Numerical Investigation into the Mechanical Behaviours and Energy Characteristics of Hard Coal Subjected to Coupled Static-Dynamic Loads

In practical engineering, coal burst is usually caused by the combination of high geo-stress and dynamic loading. To study the dynamic response of coal in geo-stress conditions, numerical models of a coupled static–dynamic split Hopkinson pressure bar (SHPB) test system were established, based on which impact tests for coal specimens at different impact speeds and static pre-stress levels were conducted. The mechanical properties, energy characteristics and failure patterns of coal specimens under coupled static and dynamic loads were analyzed.
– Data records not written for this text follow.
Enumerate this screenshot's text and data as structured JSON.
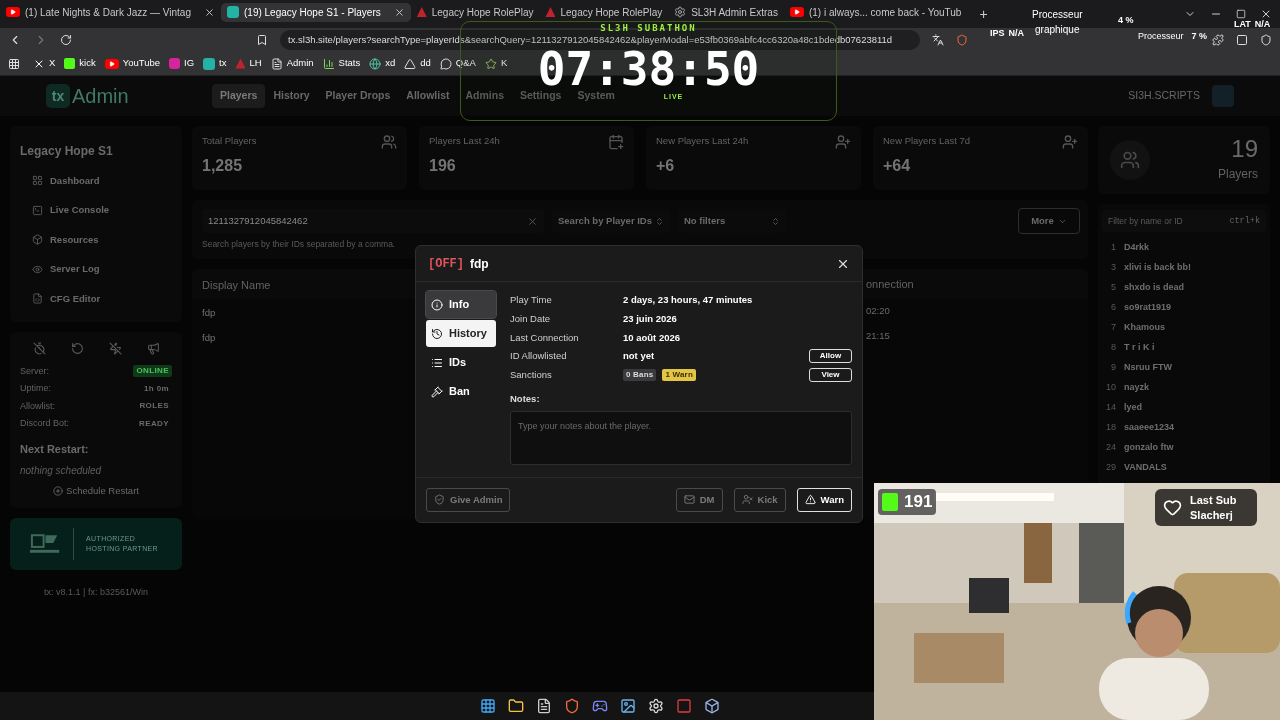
{
  "browser": {
    "tabs": [
      {
        "title": "(1) Late Nights & Dark Jazz — Vintag",
        "kind": "youtube",
        "selected": false,
        "close": true
      },
      {
        "title": "(19) Legacy Hope S1 - Players",
        "kind": "tx",
        "selected": true,
        "close": true
      },
      {
        "title": "Legacy Hope RolePlay",
        "kind": "lh",
        "selected": false,
        "close": false
      },
      {
        "title": "Legacy Hope RolePlay",
        "kind": "lh",
        "selected": false,
        "close": false
      },
      {
        "title": "SL3H Admin Extras",
        "kind": "gear",
        "selected": false,
        "close": false
      },
      {
        "title": "(1) i always... come back - YouTub",
        "kind": "youtube",
        "selected": false,
        "close": false
      }
    ],
    "new_tab": "+",
    "url": "tx.sl3h.site/players?searchType=playerIds&searchQuery=1211327912045842462&playerModal=e53fb0369abfc4cc6320a48c1bdedb07623811d",
    "bookmarks": [
      {
        "label": "X",
        "kind": "x"
      },
      {
        "label": "kick",
        "kind": "kick"
      },
      {
        "label": "YouTube",
        "kind": "youtube"
      },
      {
        "label": "IG",
        "kind": "ig"
      },
      {
        "label": "tx",
        "kind": "tx"
      },
      {
        "label": "LH",
        "kind": "lh"
      },
      {
        "label": "Admin",
        "kind": "doc"
      },
      {
        "label": "Stats",
        "kind": "stats"
      },
      {
        "label": "xd",
        "kind": "globe"
      },
      {
        "label": "dd",
        "kind": "lambda"
      },
      {
        "label": "Q&A",
        "kind": "qa"
      },
      {
        "label": "K",
        "kind": "star"
      }
    ]
  },
  "stream_overlay": {
    "timer_title": "SL3H SUBATHON",
    "timer": "07:38:50",
    "live": "LIVE",
    "cpu_label": "Processeur",
    "cpu_value": "4 %",
    "ips_label": "IPS",
    "ips_value": "N/A",
    "gpu_label": "graphique",
    "gpu_cpu_label": "Processeur",
    "gpu_value": "7 %",
    "lat_label": "LAT",
    "lat_value": "N/A",
    "viewer_count": "191",
    "last_sub_label": "Last Sub",
    "last_sub_name": "Slacherj"
  },
  "app": {
    "logo_mark": "tx",
    "logo_text": "Admin",
    "nav": [
      {
        "label": "Players",
        "selected": true
      },
      {
        "label": "History",
        "selected": false
      },
      {
        "label": "Player Drops",
        "selected": false
      },
      {
        "label": "Allowlist",
        "selected": false
      },
      {
        "label": "Admins",
        "selected": false
      },
      {
        "label": "Settings",
        "selected": false
      },
      {
        "label": "System",
        "selected": false
      }
    ],
    "user": "SI3H.SCRIPTS",
    "server_name": "Legacy Hope S1",
    "menu": [
      {
        "label": "Dashboard",
        "kind": "grid"
      },
      {
        "label": "Live Console",
        "kind": "console"
      },
      {
        "label": "Resources",
        "kind": "box"
      },
      {
        "label": "Server Log",
        "kind": "eye"
      },
      {
        "label": "CFG Editor",
        "kind": "file"
      }
    ],
    "status": [
      {
        "label": "Server:",
        "value": "ONLINE",
        "kind": "badge"
      },
      {
        "label": "Uptime:",
        "value": "1h 0m",
        "kind": "text"
      },
      {
        "label": "Allowlist:",
        "value": "ROLES",
        "kind": "text"
      },
      {
        "label": "Discord Bot:",
        "value": "READY",
        "kind": "text"
      }
    ],
    "next_restart_title": "Next Restart:",
    "next_restart_value": "nothing scheduled",
    "schedule_button": "Schedule Restart",
    "partner_text": "AUTHORIZED HOSTING PARTNER",
    "version": "tx: v8.1.1 | fx: b32561/Win",
    "stats": [
      {
        "label": "Total Players",
        "value": "1,285",
        "kind": "users"
      },
      {
        "label": "Players Last 24h",
        "value": "196",
        "kind": "calendar"
      },
      {
        "label": "New Players Last 24h",
        "value": "+6",
        "kind": "userplus"
      },
      {
        "label": "New Players Last 7d",
        "value": "+64",
        "kind": "userplus"
      }
    ],
    "search": {
      "value": "1211327912045842462",
      "hint": "Search players by their IDs separated by a comma.",
      "search_type": "Search by Player IDs",
      "filters": "No filters",
      "more": "More"
    },
    "table": {
      "columns": [
        "Display Name",
        "onnection"
      ],
      "rows": [
        [
          "fdp",
          "02:20"
        ],
        [
          "fdp",
          "21:15"
        ]
      ]
    },
    "online": {
      "count": "19",
      "label": "Players",
      "filter_placeholder": "Filter by name or ID",
      "shortcut": "ctrl+k",
      "players": [
        {
          "num": "1",
          "name": "D4rkk"
        },
        {
          "num": "3",
          "name": "xlivi is back bb!"
        },
        {
          "num": "5",
          "name": "shxdo is dead"
        },
        {
          "num": "6",
          "name": "so9rat1919"
        },
        {
          "num": "7",
          "name": "Khamous"
        },
        {
          "num": "8",
          "name": "T r i K i"
        },
        {
          "num": "9",
          "name": "Nsruu FTW"
        },
        {
          "num": "10",
          "name": "nayzk"
        },
        {
          "num": "14",
          "name": "lyed"
        },
        {
          "num": "18",
          "name": "saaeee1234"
        },
        {
          "num": "24",
          "name": "gonzalo ftw"
        },
        {
          "num": "29",
          "name": "VANDALS"
        }
      ]
    },
    "modal": {
      "status": "[OFF]",
      "name": "fdp",
      "tabs": [
        {
          "label": "Info",
          "kind": "info",
          "selected": true,
          "hovered": false
        },
        {
          "label": "History",
          "kind": "history",
          "selected": false,
          "hovered": true
        },
        {
          "label": "IDs",
          "kind": "list",
          "selected": false,
          "hovered": false
        },
        {
          "label": "Ban",
          "kind": "gavel",
          "selected": false,
          "hovered": false
        }
      ],
      "rows": [
        {
          "label": "Play Time",
          "value": "2 days, 23 hours, 47 minutes"
        },
        {
          "label": "Join Date",
          "value": "23 juin 2026"
        },
        {
          "label": "Last Connection",
          "value": "10 août 2026"
        },
        {
          "label": "ID Allowlisted",
          "value": "not yet",
          "action": "Allow"
        },
        {
          "label": "Sanctions",
          "badges": [
            {
              "text": "0 Bans",
              "color": "#3b3b3d"
            },
            {
              "text": "1 Warn",
              "color": "#e3c545"
            }
          ],
          "action": "View"
        }
      ],
      "notes_label": "Notes:",
      "notes_placeholder": "Type your notes about the player.",
      "buttons": [
        {
          "label": "Give Admin",
          "kind": "shield",
          "disabled": true
        },
        {
          "label": "DM",
          "kind": "mail",
          "disabled": true
        },
        {
          "label": "Kick",
          "kind": "kick",
          "disabled": true
        },
        {
          "label": "Warn",
          "kind": "warn",
          "disabled": false
        }
      ]
    }
  }
}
The results show that when the pre-stress is constant, peak stress, the maximum strain energy and the maximum kinetic energy increase significantly with impact speed. Nevertheless, they are less affected by the static pre-stress, increasing linearly with a pre-stress level under lower impact speeds but becoming stable under higher impact speeds. In addition, weak dynamic loads may trigger the instability of the coal specimen in a high pre-stress condition. Overall, both the impact speed and static pre-stress have influence on the mechanical behavior and energy characteristics of coal specimens under coupled static and dynamic loads, but the influence of the impact speed outweighs that of the static pre-stress.